Registering a 15% increase in sportsbook stakes and net revenue margin increased by 40 basis points to 11.1% – Flutter underlined that Sportsbet Australia had surpassed all year-on-year expectations.

Mirroring wider industry impacts, the Q3 performance of Flutter’s PokerStars unit was impacted by German market adjustments and tax changes – demonstrated by PokerStars’ 3% decline in revenues to £299 million.

Providing a group-wide forecast (excluding US metrics), Flutter cited that unfavourable sports results in the first 24 days of October would impact EBITDA by circa £60m.

Flutter further anticipates an expected £10m EBITDA impact in Q4 from temporary Netherlands exit, whilst adjusted EBITDA expectations for 2021 now expected to be £1.24 – £1.28 billion.  
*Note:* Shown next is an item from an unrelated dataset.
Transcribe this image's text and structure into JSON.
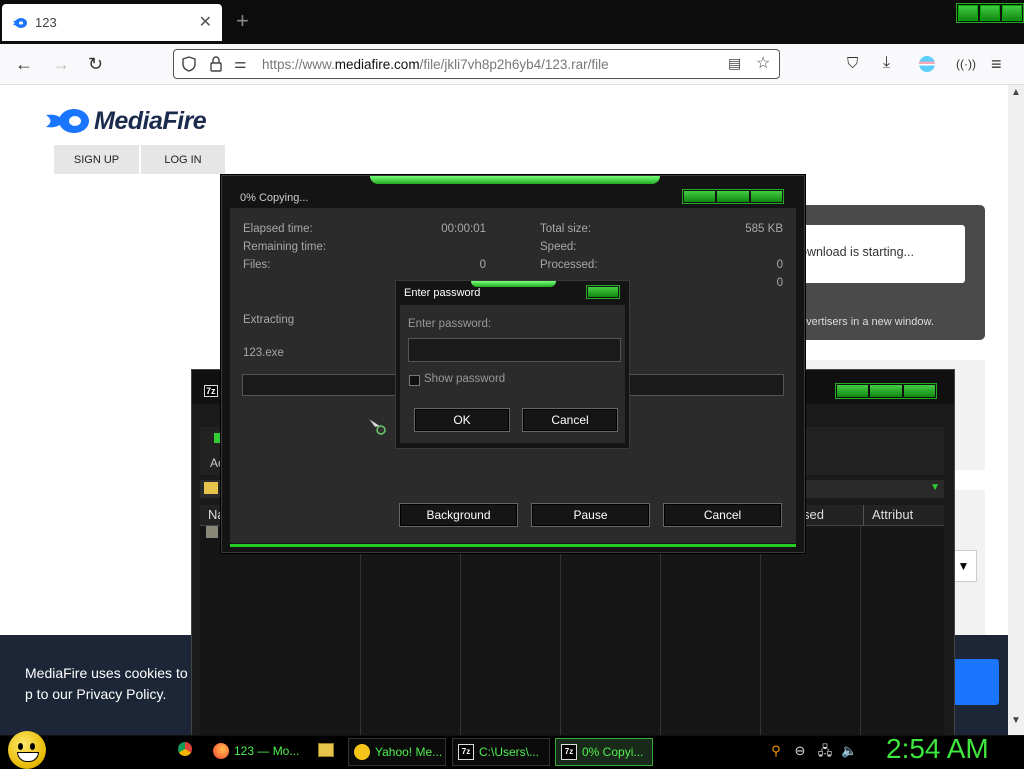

 “Across our business we continue to lead on customer protection and we recently announced measures to enhance the protection of younger customers in the UK & Ireland as part of our risk-based “Triple Step” approach to affordability,” Jackson continued.
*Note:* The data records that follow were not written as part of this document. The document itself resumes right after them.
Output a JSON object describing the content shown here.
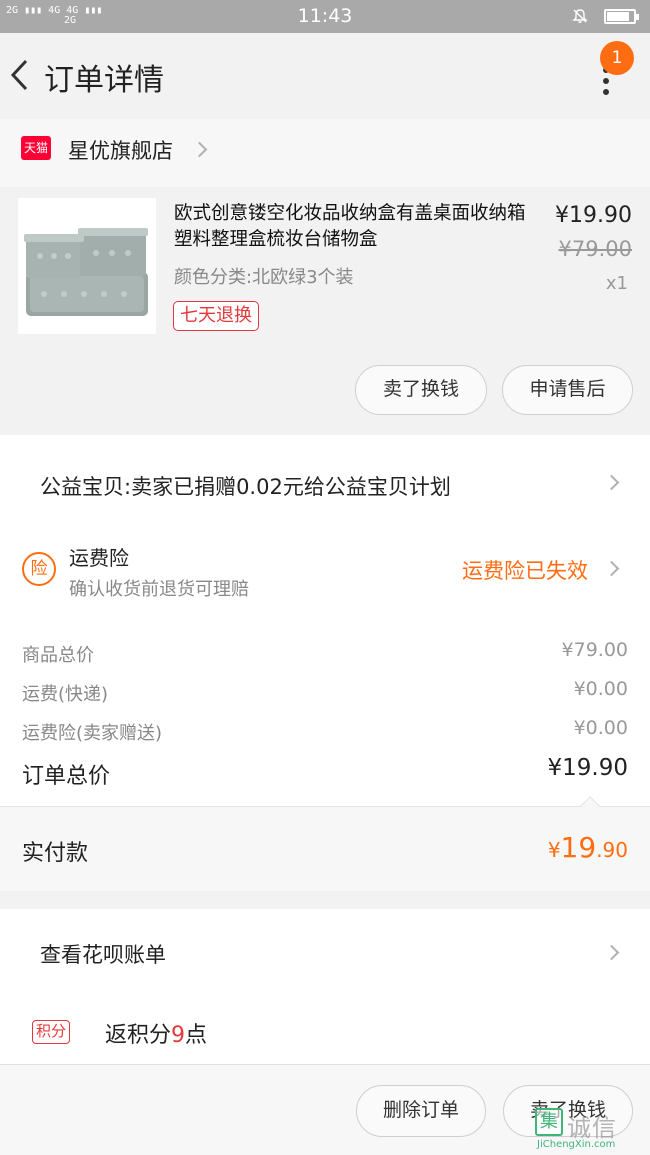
{
  "status_bar": {
    "signal_left": "2G",
    "signal_right": "4G 4G",
    "signal_right2": "2G",
    "time": "11:43",
    "battery_level": 0.85
  },
  "header": {
    "title": "订单详情",
    "notification_count": "1"
  },
  "shop": {
    "badge": "天猫",
    "name": "星优旗舰店"
  },
  "product": {
    "name": "欧式创意镂空化妆品收纳盒有盖桌面收纳箱塑料整理盒梳妆台储物盒",
    "sku": "颜色分类:北欧绿3个装",
    "tag": "七天退换",
    "price": "¥19.90",
    "original_price": "¥79.00",
    "quantity": "x1",
    "buttons": {
      "sell": "卖了换钱",
      "after_sale": "申请售后"
    }
  },
  "charity": {
    "text": "公益宝贝:卖家已捐赠0.02元给公益宝贝计划"
  },
  "insurance": {
    "icon_text": "险",
    "title": "运费险",
    "subtitle": "确认收货前退货可理赔",
    "status": "运费险已失效"
  },
  "costs": {
    "goods_label": "商品总价",
    "goods_value": "¥79.00",
    "shipping_label": "运费(快递)",
    "shipping_value": "¥0.00",
    "insurance_label": "运费险(卖家赠送)",
    "insurance_value": "¥0.00",
    "total_label": "订单总价",
    "total_value": "¥19.90"
  },
  "payment": {
    "label": "实付款",
    "currency": "¥",
    "integer": "19",
    "decimal": ".90"
  },
  "huabei": {
    "text": "查看花呗账单"
  },
  "points": {
    "badge": "积分",
    "prefix": "返积分",
    "value": "9",
    "suffix": "点"
  },
  "bottom_bar": {
    "delete": "删除订单",
    "sell": "卖了换钱"
  },
  "watermark": {
    "box": "集",
    "cn": "诚信",
    "en": "JiChengXin.com"
  },
  "colors": {
    "accent_orange": "#ff6d12",
    "tmall_red": "#ff0036",
    "tag_red": "#e4393c"
  }
}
“While a run of customer-friendly results in October have resulted in win margins being below expected levels in the quarter to date, the underlying strength of our business is clear; we have grown our online recreational player base by 46% in just two years . With more international jurisdictions and US states on the path to regulation, we look forward to sustainably growing our global player base further in 2022.”

With regards to Flutter’s stateside operations, Jackson detailed that the group had maintained its ‘leadership position’ in the rapidly growing market, having experienced a 85% uptake in revenue to secure 42% of the total sports betting share in Q3.

Total US-driven net revenue stood at $280 million and the number of average monthly players reached 1,312 – representing an increase of 85% and 17% on Q3 2020 respectively – whilst high turnover driven by the SuperBowl was ‘handled comfortably’ by FanDuel.

Flutter’s US market guidance remains unchanged at £1.285bn – £1.425bn revenues with Adjusted EBITDA loss expected to be between £250m and £275m –  results include a £15m impact from adverse sports results in October.